Detsky Mir Headquarters
ARCHITECTS
Form Bureau
PHOTOGRAPHY
Ilya Ivanov
ARCHITECTURE
Vera Odyn, Olga Treivas, Polina Dudkina, Julia Semkova, Alina Yaroshenko, Dilyara Mukhamedova, Victoria Kosichenko, Svetlana Dudina, Fedor Katcuba, Polina Kotelnikova
STATUS
Built
AREA
25,000 sqft - 100,000 sqft
YEAR
2018
LOCATION
Moscow, Russia
TYPE
Commercial › Office
With expansion came a desire to modernise the work environment, and the company relocated its headquarters to a former printing factory that would facilitate an open layout.
The building was constructed in 1978, a rational structure of silicate brick that had an additional wing built on, creating an L-shaped floor plan.
The task was to accommodate a demanding program of interaction between numerous departments and allow for future team expansion.
Immersion into the world of childhood, openness and availability to all are core values that the company stands for, and these were taken as a starting point for the design solution.
Two central ideas characterise the project: distorted proportion and the workplace as a board game.
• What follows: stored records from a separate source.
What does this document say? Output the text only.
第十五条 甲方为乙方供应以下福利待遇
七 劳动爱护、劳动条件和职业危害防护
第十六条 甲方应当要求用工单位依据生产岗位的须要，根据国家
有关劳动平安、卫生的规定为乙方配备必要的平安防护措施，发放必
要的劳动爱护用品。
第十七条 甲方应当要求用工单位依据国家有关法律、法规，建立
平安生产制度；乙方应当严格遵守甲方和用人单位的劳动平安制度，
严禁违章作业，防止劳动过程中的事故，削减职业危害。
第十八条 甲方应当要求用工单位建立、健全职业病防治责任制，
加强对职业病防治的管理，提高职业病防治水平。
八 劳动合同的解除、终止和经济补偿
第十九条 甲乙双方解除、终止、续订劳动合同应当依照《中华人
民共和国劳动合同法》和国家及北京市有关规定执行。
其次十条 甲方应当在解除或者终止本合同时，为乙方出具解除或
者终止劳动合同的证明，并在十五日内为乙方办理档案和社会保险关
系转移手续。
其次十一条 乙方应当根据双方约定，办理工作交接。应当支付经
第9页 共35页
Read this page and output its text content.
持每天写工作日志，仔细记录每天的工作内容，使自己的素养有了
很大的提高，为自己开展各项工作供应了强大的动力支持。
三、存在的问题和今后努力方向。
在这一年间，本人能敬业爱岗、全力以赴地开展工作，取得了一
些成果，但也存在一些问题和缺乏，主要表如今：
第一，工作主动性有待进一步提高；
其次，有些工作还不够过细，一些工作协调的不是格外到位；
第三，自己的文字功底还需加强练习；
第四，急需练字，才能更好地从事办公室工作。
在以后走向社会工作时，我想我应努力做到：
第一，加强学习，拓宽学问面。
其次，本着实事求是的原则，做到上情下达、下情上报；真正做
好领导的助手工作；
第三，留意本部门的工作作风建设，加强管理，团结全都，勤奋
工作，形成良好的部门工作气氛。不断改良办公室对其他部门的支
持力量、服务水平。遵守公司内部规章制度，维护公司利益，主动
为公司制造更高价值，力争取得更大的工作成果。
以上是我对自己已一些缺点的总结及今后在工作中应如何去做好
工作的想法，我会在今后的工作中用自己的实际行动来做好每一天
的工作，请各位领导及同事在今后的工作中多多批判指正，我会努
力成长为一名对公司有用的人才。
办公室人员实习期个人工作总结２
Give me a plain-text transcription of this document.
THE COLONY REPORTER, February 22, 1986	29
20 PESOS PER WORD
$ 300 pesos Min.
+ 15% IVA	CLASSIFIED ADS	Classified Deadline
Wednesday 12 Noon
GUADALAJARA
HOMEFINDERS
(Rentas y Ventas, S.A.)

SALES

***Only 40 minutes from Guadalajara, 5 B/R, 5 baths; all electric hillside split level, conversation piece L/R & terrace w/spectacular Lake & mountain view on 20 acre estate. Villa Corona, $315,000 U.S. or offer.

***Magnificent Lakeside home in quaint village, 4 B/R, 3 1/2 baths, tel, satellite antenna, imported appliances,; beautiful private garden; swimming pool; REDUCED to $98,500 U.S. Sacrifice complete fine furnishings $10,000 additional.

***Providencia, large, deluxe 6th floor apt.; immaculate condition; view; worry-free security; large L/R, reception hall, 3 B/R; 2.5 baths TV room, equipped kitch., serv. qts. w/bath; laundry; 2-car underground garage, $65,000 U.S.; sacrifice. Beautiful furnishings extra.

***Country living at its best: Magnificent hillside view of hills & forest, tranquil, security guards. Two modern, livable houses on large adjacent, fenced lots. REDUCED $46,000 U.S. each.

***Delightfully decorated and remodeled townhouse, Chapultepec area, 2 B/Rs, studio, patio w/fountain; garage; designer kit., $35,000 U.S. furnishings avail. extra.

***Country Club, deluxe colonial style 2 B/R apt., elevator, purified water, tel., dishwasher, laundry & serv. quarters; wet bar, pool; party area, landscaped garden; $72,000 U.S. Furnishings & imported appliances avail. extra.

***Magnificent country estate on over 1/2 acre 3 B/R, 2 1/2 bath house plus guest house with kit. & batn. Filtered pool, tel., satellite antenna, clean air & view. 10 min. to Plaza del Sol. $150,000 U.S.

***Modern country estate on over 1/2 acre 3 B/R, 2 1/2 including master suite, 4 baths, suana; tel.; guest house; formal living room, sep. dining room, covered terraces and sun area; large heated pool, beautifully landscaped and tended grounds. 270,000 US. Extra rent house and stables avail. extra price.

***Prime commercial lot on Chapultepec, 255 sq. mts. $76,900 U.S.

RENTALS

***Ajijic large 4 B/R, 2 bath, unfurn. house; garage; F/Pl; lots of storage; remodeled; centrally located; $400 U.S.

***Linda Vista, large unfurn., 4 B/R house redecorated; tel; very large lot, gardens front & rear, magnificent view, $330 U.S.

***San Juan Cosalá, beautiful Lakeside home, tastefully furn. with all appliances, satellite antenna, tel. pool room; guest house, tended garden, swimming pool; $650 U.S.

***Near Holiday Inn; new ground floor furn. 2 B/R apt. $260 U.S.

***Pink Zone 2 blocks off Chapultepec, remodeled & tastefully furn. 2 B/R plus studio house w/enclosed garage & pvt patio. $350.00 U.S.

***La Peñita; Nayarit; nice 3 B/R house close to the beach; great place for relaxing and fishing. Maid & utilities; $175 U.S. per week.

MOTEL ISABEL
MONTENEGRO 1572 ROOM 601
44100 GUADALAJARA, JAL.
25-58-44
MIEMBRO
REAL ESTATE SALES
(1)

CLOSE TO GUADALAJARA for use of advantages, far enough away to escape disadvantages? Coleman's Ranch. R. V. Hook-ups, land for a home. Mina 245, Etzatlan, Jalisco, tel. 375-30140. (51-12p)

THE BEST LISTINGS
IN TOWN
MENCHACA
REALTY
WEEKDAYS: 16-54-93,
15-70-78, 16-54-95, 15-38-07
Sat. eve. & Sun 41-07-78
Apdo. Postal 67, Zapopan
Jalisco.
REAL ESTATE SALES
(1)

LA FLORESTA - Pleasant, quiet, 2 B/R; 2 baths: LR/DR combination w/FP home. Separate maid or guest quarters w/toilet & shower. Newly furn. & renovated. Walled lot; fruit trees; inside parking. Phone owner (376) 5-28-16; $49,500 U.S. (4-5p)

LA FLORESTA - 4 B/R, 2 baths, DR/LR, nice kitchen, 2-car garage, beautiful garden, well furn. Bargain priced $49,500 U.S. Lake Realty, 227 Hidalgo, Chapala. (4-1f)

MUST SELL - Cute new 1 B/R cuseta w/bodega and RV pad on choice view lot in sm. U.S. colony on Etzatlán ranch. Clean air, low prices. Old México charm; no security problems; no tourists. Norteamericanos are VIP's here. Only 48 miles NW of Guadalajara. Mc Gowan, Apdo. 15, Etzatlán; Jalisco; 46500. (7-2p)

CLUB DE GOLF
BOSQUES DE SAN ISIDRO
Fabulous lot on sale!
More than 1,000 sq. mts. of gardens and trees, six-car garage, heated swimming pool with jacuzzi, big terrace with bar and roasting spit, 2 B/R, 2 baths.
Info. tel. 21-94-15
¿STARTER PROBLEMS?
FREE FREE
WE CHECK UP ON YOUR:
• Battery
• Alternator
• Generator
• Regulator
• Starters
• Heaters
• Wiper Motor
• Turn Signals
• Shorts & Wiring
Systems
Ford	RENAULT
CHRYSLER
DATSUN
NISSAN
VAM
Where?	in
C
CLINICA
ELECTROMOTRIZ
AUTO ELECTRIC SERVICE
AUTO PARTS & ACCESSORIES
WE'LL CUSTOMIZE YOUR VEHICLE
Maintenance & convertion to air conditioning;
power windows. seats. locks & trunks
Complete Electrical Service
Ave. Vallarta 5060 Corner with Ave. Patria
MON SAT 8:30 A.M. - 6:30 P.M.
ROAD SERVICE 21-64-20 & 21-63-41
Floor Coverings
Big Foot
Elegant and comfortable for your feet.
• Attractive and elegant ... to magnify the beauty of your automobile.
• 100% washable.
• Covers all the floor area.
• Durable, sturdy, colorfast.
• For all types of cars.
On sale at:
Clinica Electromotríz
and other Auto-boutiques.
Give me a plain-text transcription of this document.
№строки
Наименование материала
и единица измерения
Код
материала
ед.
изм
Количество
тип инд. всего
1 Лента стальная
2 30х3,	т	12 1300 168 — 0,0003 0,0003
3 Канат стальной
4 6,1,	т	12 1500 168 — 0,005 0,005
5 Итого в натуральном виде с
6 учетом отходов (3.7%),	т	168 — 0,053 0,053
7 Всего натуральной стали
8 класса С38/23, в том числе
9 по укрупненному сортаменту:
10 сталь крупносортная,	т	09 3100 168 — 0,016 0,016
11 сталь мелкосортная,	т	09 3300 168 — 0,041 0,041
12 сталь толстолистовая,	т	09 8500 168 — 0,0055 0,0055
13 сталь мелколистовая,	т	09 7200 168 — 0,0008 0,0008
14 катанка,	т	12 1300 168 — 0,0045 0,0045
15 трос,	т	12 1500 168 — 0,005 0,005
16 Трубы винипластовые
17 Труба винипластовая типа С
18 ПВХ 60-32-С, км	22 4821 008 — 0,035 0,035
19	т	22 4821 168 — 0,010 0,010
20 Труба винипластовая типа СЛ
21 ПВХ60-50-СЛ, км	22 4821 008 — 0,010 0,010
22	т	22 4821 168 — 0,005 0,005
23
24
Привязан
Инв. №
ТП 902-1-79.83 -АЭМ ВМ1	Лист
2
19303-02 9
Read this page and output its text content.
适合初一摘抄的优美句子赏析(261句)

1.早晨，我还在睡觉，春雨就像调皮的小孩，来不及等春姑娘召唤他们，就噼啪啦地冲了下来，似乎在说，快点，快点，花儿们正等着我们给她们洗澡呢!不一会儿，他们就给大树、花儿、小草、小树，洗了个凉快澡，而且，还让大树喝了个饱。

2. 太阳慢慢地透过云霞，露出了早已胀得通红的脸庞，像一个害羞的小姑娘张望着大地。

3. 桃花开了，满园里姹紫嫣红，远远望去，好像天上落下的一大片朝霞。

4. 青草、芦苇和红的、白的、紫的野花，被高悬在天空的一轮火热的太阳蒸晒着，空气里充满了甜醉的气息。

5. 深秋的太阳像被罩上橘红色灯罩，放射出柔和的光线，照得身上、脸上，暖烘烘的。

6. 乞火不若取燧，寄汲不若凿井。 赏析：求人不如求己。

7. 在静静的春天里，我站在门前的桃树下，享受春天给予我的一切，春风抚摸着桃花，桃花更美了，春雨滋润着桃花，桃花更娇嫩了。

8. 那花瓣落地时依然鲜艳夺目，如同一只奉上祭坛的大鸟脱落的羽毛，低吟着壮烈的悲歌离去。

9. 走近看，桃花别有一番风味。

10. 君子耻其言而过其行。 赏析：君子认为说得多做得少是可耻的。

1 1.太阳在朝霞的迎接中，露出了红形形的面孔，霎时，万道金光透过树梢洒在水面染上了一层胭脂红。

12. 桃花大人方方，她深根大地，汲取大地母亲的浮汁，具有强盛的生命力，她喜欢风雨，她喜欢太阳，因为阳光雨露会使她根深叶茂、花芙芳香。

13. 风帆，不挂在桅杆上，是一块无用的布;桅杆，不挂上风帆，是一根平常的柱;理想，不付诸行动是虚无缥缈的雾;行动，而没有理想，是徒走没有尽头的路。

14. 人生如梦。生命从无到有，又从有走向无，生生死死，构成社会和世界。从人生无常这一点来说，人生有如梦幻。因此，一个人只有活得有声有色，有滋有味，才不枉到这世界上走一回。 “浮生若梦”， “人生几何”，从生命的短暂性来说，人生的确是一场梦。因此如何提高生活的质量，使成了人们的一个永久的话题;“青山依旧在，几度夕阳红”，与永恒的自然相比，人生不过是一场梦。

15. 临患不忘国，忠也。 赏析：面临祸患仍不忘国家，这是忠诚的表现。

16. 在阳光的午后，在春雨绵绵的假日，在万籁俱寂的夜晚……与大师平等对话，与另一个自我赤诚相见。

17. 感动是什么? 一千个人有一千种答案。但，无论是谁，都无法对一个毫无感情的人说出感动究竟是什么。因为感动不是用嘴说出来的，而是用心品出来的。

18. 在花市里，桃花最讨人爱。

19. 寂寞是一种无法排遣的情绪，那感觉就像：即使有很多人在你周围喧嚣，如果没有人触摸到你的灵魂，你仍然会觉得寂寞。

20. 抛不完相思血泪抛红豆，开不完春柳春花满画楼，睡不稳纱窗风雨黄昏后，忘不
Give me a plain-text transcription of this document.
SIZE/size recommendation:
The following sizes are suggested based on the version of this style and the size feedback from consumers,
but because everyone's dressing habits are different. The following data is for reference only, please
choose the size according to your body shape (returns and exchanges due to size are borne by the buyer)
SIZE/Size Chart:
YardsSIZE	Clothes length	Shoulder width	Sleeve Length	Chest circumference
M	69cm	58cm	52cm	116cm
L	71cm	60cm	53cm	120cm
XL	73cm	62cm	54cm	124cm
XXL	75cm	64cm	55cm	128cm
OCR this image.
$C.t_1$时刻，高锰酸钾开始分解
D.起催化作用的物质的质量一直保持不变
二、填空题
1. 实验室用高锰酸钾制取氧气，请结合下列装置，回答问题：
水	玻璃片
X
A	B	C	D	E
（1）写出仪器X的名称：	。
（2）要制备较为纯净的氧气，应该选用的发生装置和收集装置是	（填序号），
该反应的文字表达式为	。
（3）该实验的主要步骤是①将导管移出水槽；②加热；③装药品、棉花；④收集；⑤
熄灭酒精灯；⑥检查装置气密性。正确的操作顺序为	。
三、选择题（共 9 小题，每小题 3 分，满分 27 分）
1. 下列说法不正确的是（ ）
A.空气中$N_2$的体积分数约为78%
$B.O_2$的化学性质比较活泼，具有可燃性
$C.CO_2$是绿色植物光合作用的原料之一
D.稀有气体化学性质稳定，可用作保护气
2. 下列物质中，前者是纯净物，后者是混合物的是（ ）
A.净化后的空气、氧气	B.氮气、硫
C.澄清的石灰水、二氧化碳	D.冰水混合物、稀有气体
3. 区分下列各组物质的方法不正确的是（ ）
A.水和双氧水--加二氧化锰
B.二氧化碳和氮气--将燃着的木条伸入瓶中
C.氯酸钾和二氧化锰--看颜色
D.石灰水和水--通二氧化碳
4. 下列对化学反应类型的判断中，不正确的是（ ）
Distorted proportion is about the sense of largeness and altered perception that we experience as children, where objects and spaces are seen not for their rational functional value, but as playscapes onto which the imagination projects an expanded reality.
This was used in the approach to form, furnishings and decorative elements across the office.
The board game proved to be a fruitful analogy for conceiving the office layout.
The reception zone marks the starting point of the game, with cues that gather the entire idea of the office in one place.
Recognisable symbols of Detsky Mir such as its logo colours, shop windows and toys become functional objects that greet the visitor.
Next we enter the playing field of open plan workspace, with navigation signs becoming a pattern on the floor used to direct flow.
Worktables take up all areas along the windows, while the darker central spaces are used for circulation and closed facilities.
These central volumes were considered as markers or game figures, which function as focal points within a neutral interior and house meeting rooms, staff dining areas and storage facilities.
It is used as a colour coding element, with each of the four floors assigned a colour of the Detsky Mir logo — red, yellow, blue and green.
Popular games such as backgammon, noughts and crosses, pinball were distilled into bold recognisable patterns that define and name each meeting room.
These were largely influenced by murals and artistic signage that would signify various types of produce within the original Detsky Mir department store.